Smoked Salmon Flan with Oysters

Smoked Salmon Flan with Oysters

Serves: 6


  • 1/4 pound of sliced smoked salmon

  • 6 shucked Blue Point oysters

  • 2 ounces Ossetra caviar

  • 1 large egg

  • 1 cup heavy cream

  • 1 cup half-and-half

  • 1/8 teaspoon lemon oil

  • 3 tablespoons of unsalted butter

  • 1 finely diced small yellow onion

  • 3 minced fresh chives

  • 1 peeled and finely diced small carrot

  • 1 peeled and finely diced celery stalk

  • Unsalted butter for greasing ramekins


  1. Melt 1 teaspoon of butter over low heat in a small saute pan.

  2. Add the celery, carrot and onion and sweat until just tender for around 5 to 7 minutes.

  3. Remove from the heat and set aside.

  4. In a small saucepan, place the 3 tablespoons of water bring to a simmer over low heat.

  5. Whisk in 3 tablespoons of butter until completely incorporated.

  6. Warm the oysters by slipping them into the mixture.

  7. Let heat through for about 1 minute. Do not overcook. Add the prepared vegetables.

  8. Preheat the oven to 275 degrees F.

  9. Cut the salmon slices into 1 inch squares.

  10. Fit the food grinder attachment of a stand mixer with the fine disk and grind the salmon. Chopped the salmon into fine dice if not with a food grinder.

  11. In a food processor, combine the salmon, heavy cream, half and half, egg and lemon oil. Pulse until completely smooth.

  12. Pass 3 times through a tamis (a fine-mesh, drum-shaped sieve) or other fine sieve.

  13. Lightly butter six 3-ounce ovenproof ramekins.

  14. Fill the ramekins three-fourths full with the flan mixture.
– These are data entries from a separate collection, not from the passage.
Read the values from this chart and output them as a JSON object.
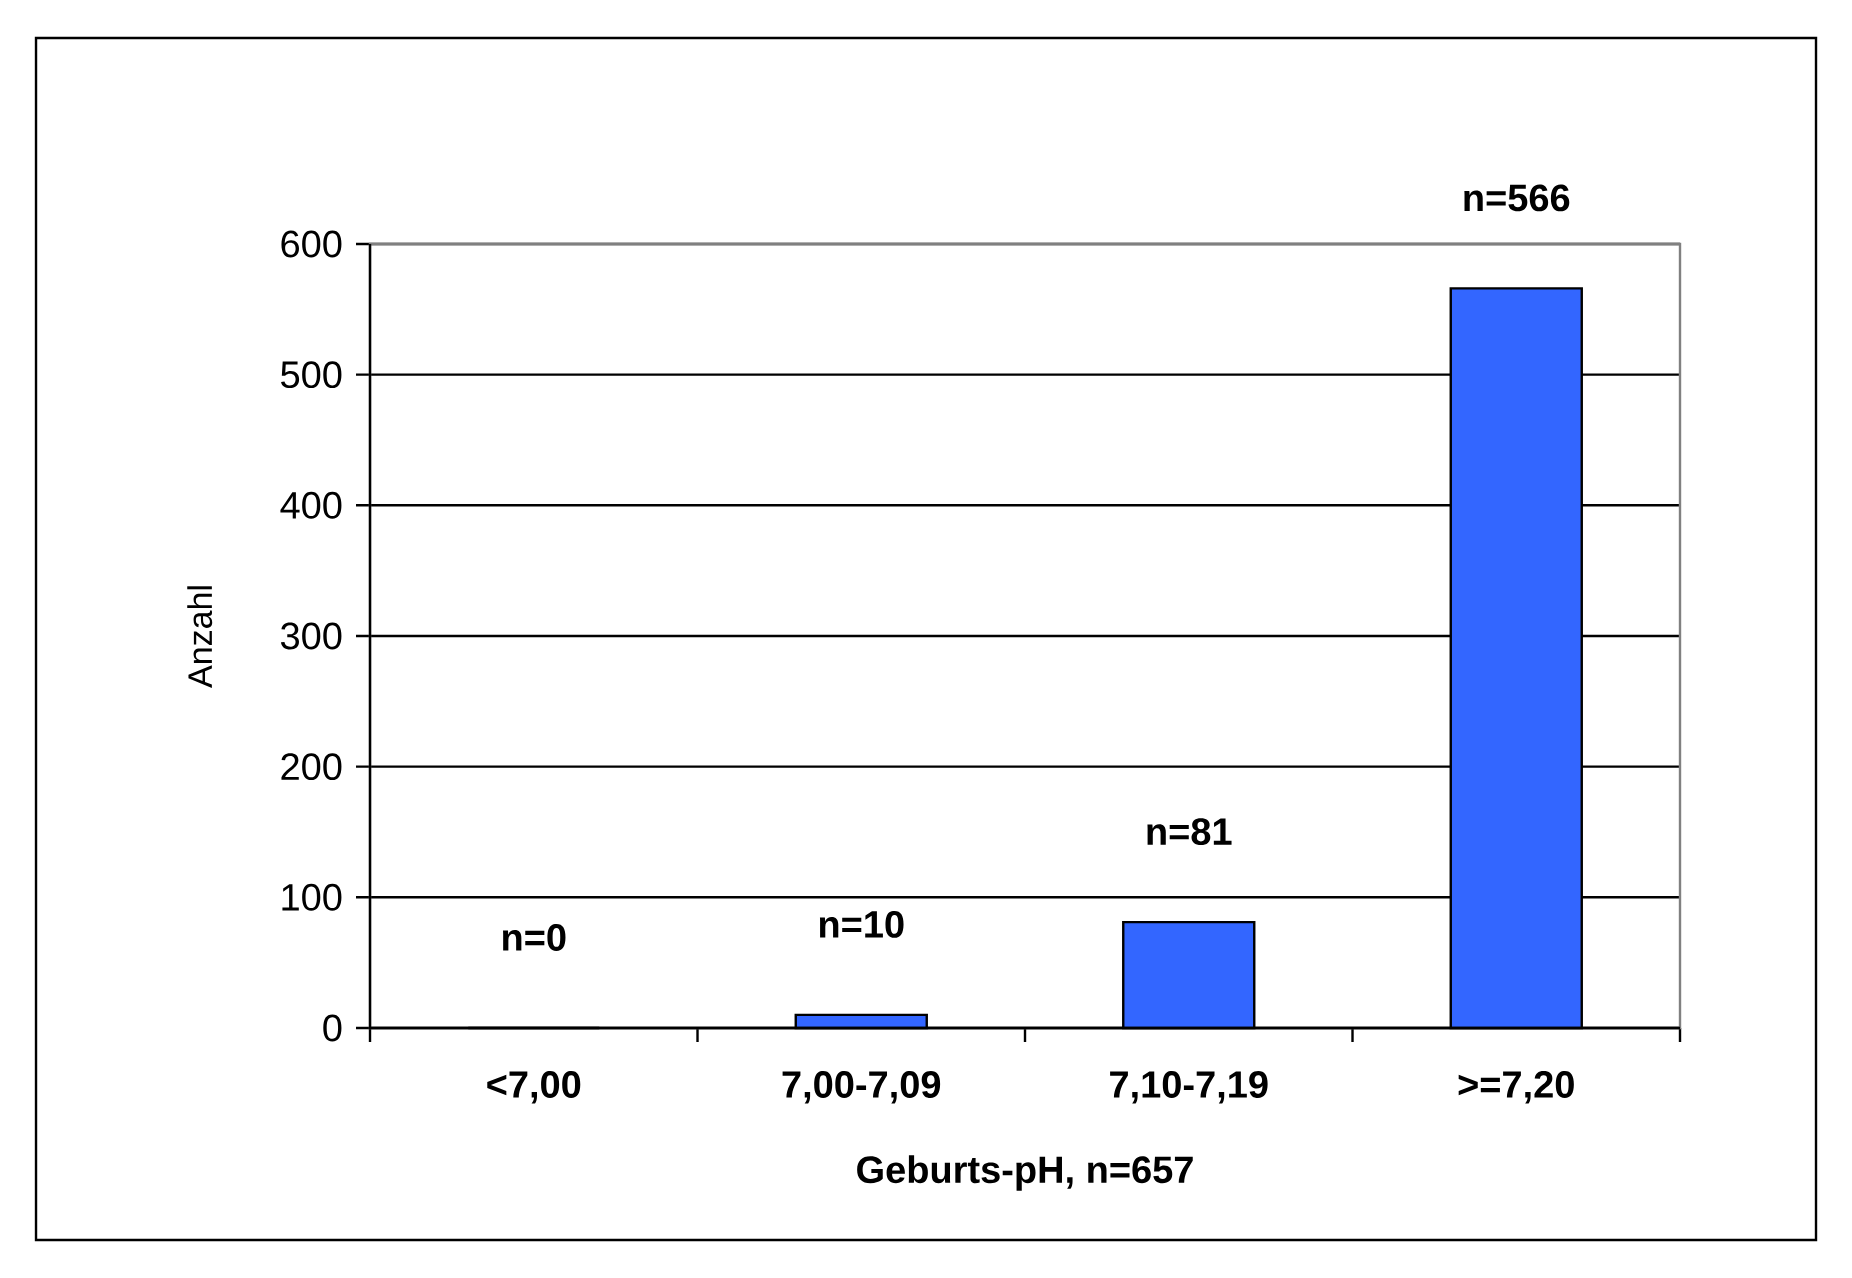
{
  "chart_data": {
    "type": "bar",
    "xlabel": "Geburts-pH, n=657",
    "ylabel": "Anzahl",
    "categories": [
      "<7,00",
      "7,00-7,09",
      "7,10-7,19",
      ">=7,20"
    ],
    "values": [
      0,
      10,
      81,
      566
    ],
    "value_labels": [
      "n=0",
      "n=10",
      "n=81",
      "n=566"
    ],
    "color": "#3366ff",
    "ylim": [
      0,
      600
    ],
    "yticks": [
      0,
      100,
      200,
      300,
      400,
      500,
      600
    ],
    "grid": "y"
  }
}
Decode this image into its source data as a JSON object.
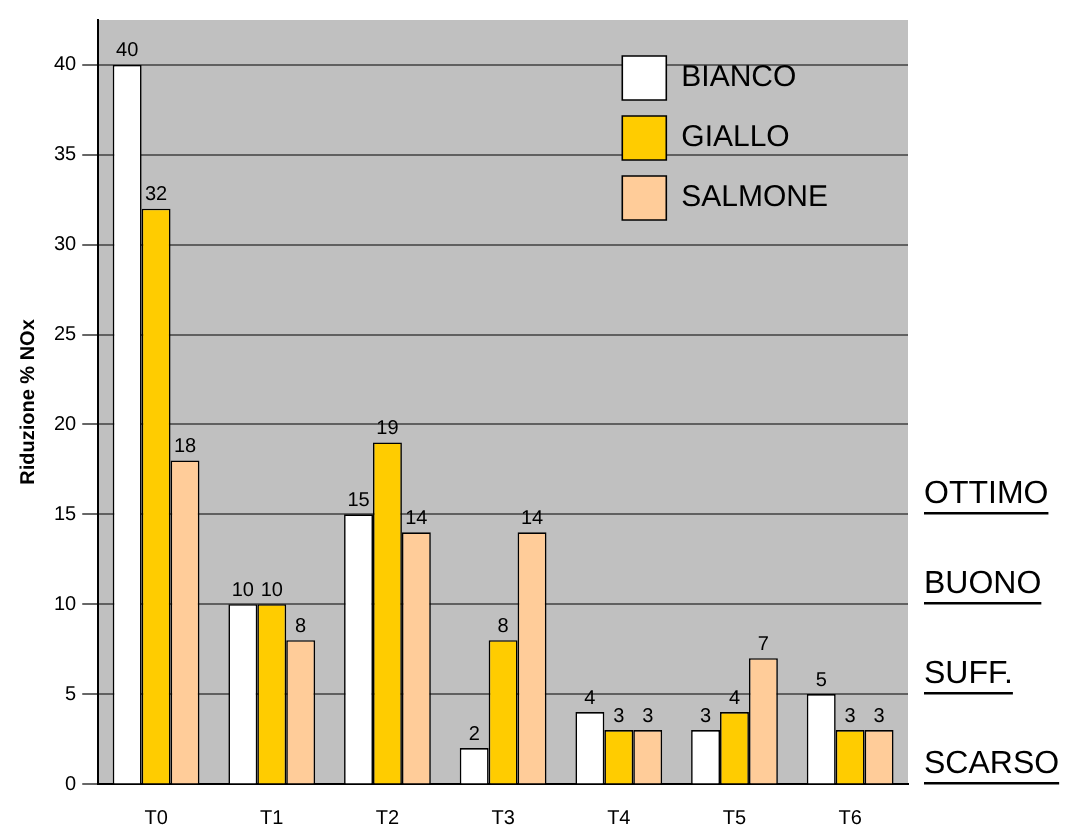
{
  "chart_data": {
    "type": "bar",
    "ylabel": "Riduzione % NOx",
    "categories": [
      "T0",
      "T1",
      "T2",
      "T3",
      "T4",
      "T5",
      "T6"
    ],
    "series": [
      {
        "name": "BIANCO",
        "color": "#ffffff",
        "values": [
          40,
          10,
          15,
          2,
          4,
          3,
          5
        ]
      },
      {
        "name": "GIALLO",
        "color": "#ffcc00",
        "values": [
          32,
          10,
          19,
          8,
          3,
          4,
          3
        ]
      },
      {
        "name": "SALMONE",
        "color": "#ffcc99",
        "values": [
          18,
          8,
          14,
          14,
          3,
          7,
          3
        ]
      }
    ],
    "ylim": [
      0,
      42.5
    ],
    "yticks": [
      0,
      5,
      10,
      15,
      20,
      25,
      30,
      35,
      40
    ],
    "grid": "y",
    "legend": "top right",
    "data_labels": true,
    "annotations": [
      "OTTIMO",
      "BUONO",
      "SUFF.",
      "SCARSO"
    ]
  }
}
  15. Assemble a bain-marie (water bath) by placing the ramekins in a rectangular baking dish, and then pour boiling water to a depth of 1 inch in the dish.

  16. Bake until set, around 25 to 30 minutes.

  17. Remove the ramekins from the bain-marie and let cool.

  18. Carefully unmold each flan onto a plate.

  19. Top each flan with a warmed oyster and a teaspoon of the vegetables.

  20. Garnish with the caviar and chives.